Research summary

Cystic Fibrosis (CF) is a lethal monogenic disease that affects 80,000 patients worldwide (average lifespan ~40 years). The cause of CF is decreased expression of the CFTR protein at the plasma membrane (PM) caused by the gene mutation (ΔF508 mutation) in the CFTR chloride channel. Recently, a therapeutic agent for CF (Orkambi®), which promotes the PM expression and function of ΔF508 CFTR, has been approved. However, its clinical therapeutic benefit is limited. The development of a CFTR stabilizer that inhibits the CFTR elimination from the PM is necessary to establish the highly efficacious CF drug therapy. We have identified a ubiquitin ligase, RFFL, that promotes the ΔF508 CFTR elimination from the PM. RFFL knockdown (KD) enhances the efficacy of Orkambi® in cell culture models. RFFL directly interacts and selectively facilitates the unfolded CFTR ubiquitination. Because RFFL knockout (KO) mice exhibit no abnormal phenotype, RFFL-CFTR interaction (PPI) inhibitors may be CFTR stabilizers. We have also found that RFFL ubiquitinates the cytoplasmic region of the ΔF508 CFTR (ΔF508-NBD1) in cooperation with the E2 enzyme UbcH5c. Therefore, RFFL-UbcH5c PPI inhibition is expected to selectively inhibit the ubiquitination and degradation of ΔF508 CFTR from the PM and improve the efficacy of CF therapeutics.

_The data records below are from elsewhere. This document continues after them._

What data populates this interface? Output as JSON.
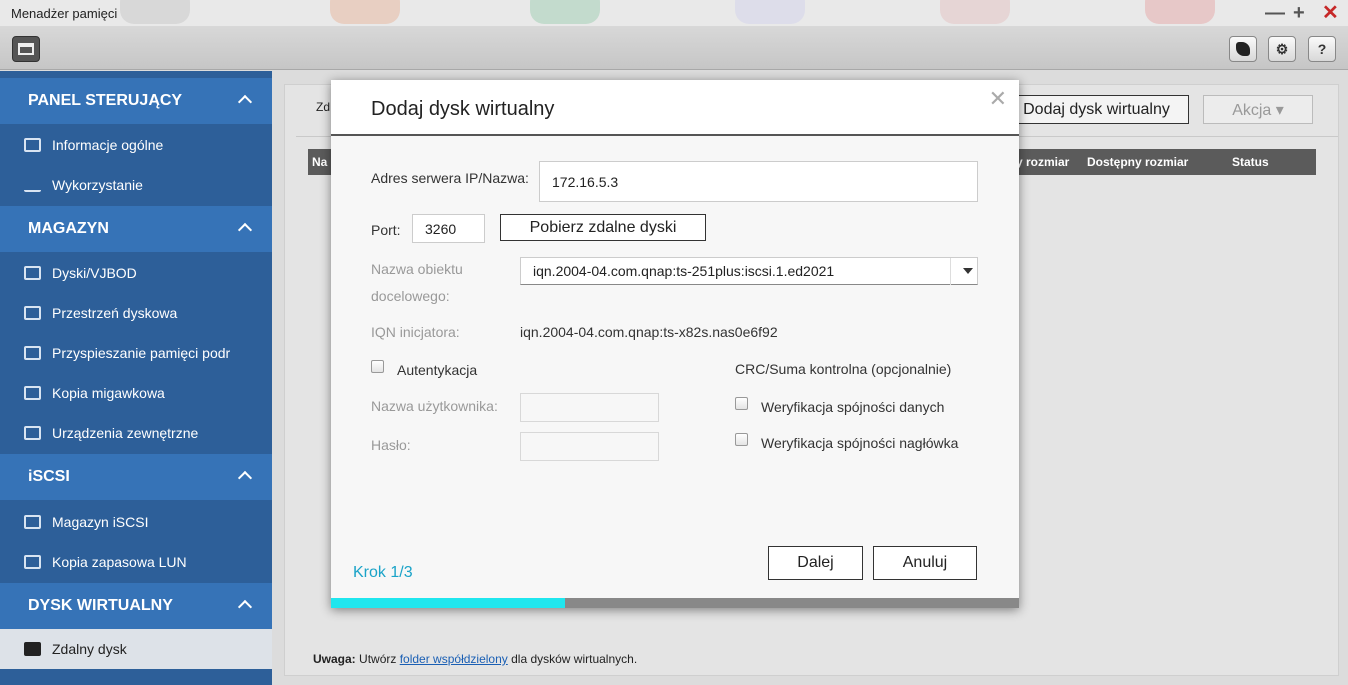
{
  "window": {
    "title": "Menadżer pamięci",
    "controls": {
      "minimize": "—",
      "maximize": "+",
      "close": "✕"
    }
  },
  "toolbar": {
    "help_label": "?"
  },
  "sidebar": {
    "sections": [
      {
        "title": "PANEL STERUJĄCY",
        "items": [
          {
            "label": "Informacje ogólne",
            "icon": "list-icon"
          },
          {
            "label": "Wykorzystanie",
            "icon": "bars-chart-icon"
          }
        ]
      },
      {
        "title": "MAGAZYN",
        "items": [
          {
            "label": "Dyski/VJBOD",
            "icon": "disk-icon"
          },
          {
            "label": "Przestrzeń dyskowa",
            "icon": "storage-stack-icon"
          },
          {
            "label": "Przyspieszanie pamięci podr",
            "icon": "cache-drive-icon"
          },
          {
            "label": "Kopia migawkowa",
            "icon": "snapshot-icon"
          },
          {
            "label": "Urządzenia zewnętrzne",
            "icon": "external-device-icon"
          }
        ]
      },
      {
        "title": "iSCSI",
        "items": [
          {
            "label": "Magazyn iSCSI",
            "icon": "iscsi-storage-icon"
          },
          {
            "label": "Kopia zapasowa LUN",
            "icon": "lun-backup-icon"
          }
        ]
      },
      {
        "title": "DYSK WIRTUALNY",
        "items": [
          {
            "label": "Zdalny dysk",
            "icon": "remote-disk-icon",
            "active": true
          }
        ]
      }
    ]
  },
  "background": {
    "tab_fragment": "Zd",
    "add_button": "Dodaj dysk wirtualny",
    "action_button": "Akcja ▾",
    "table_headers": {
      "name_fragment": "Na",
      "size_fragment": "y rozmiar",
      "available": "Dostępny rozmiar",
      "status": "Status"
    },
    "note": {
      "prefix": "Uwaga:",
      "text1": " Utwórz ",
      "link": "folder współdzielony",
      "text2": " dla dysków wirtualnych."
    }
  },
  "dialog": {
    "title": "Dodaj dysk wirtualny",
    "server_label": "Adres serwera IP/Nazwa:",
    "server_value": "172.16.5.3",
    "port_label": "Port:",
    "port_value": "3260",
    "fetch_button": "Pobierz zdalne dyski",
    "target_label_1": "Nazwa obiektu",
    "target_label_2": "docelowego:",
    "target_value": "iqn.2004-04.com.qnap:ts-251plus:iscsi.1.ed2021",
    "initiator_label": "IQN inicjatora:",
    "initiator_value": "iqn.2004-04.com.qnap:ts-x82s.nas0e6f92",
    "auth_label": "Autentykacja",
    "auth_checked": false,
    "username_label": "Nazwa użytkownika:",
    "password_label": "Hasło:",
    "crc_label": "CRC/Suma kontrolna (opcjonalnie)",
    "data_digest_label": "Weryfikacja spójności danych",
    "header_digest_label": "Weryfikacja spójności nagłówka",
    "step": "Krok 1/3",
    "next_button": "Dalej",
    "cancel_button": "Anuluj",
    "progress": 0.34,
    "progress_color": "#20e6ee"
  }
}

In this project, we will elucidate the mechanism of CFTR-RFFL and UbcH5c-RFFL PPI and establish the approaches to regulate these PPI with artificial peptides (staple peptides, etc.). Moreover, we will clarify whether CFTR-RFFL and UbcH5c-RFFL PPI inhibitory peptides have a therapeutic effect on CF. Furthermore, we will develop RFFL degraders and other RFFL function inhibitors and evaluate their effect as CFTR stabilizers. We will also identify the ubiquitin code of abnormal CFTR, which functions as a signal for PM degradation and identify the ubiquitin decoder molecules that control the CFTR endocytosis and lysosomal degradation.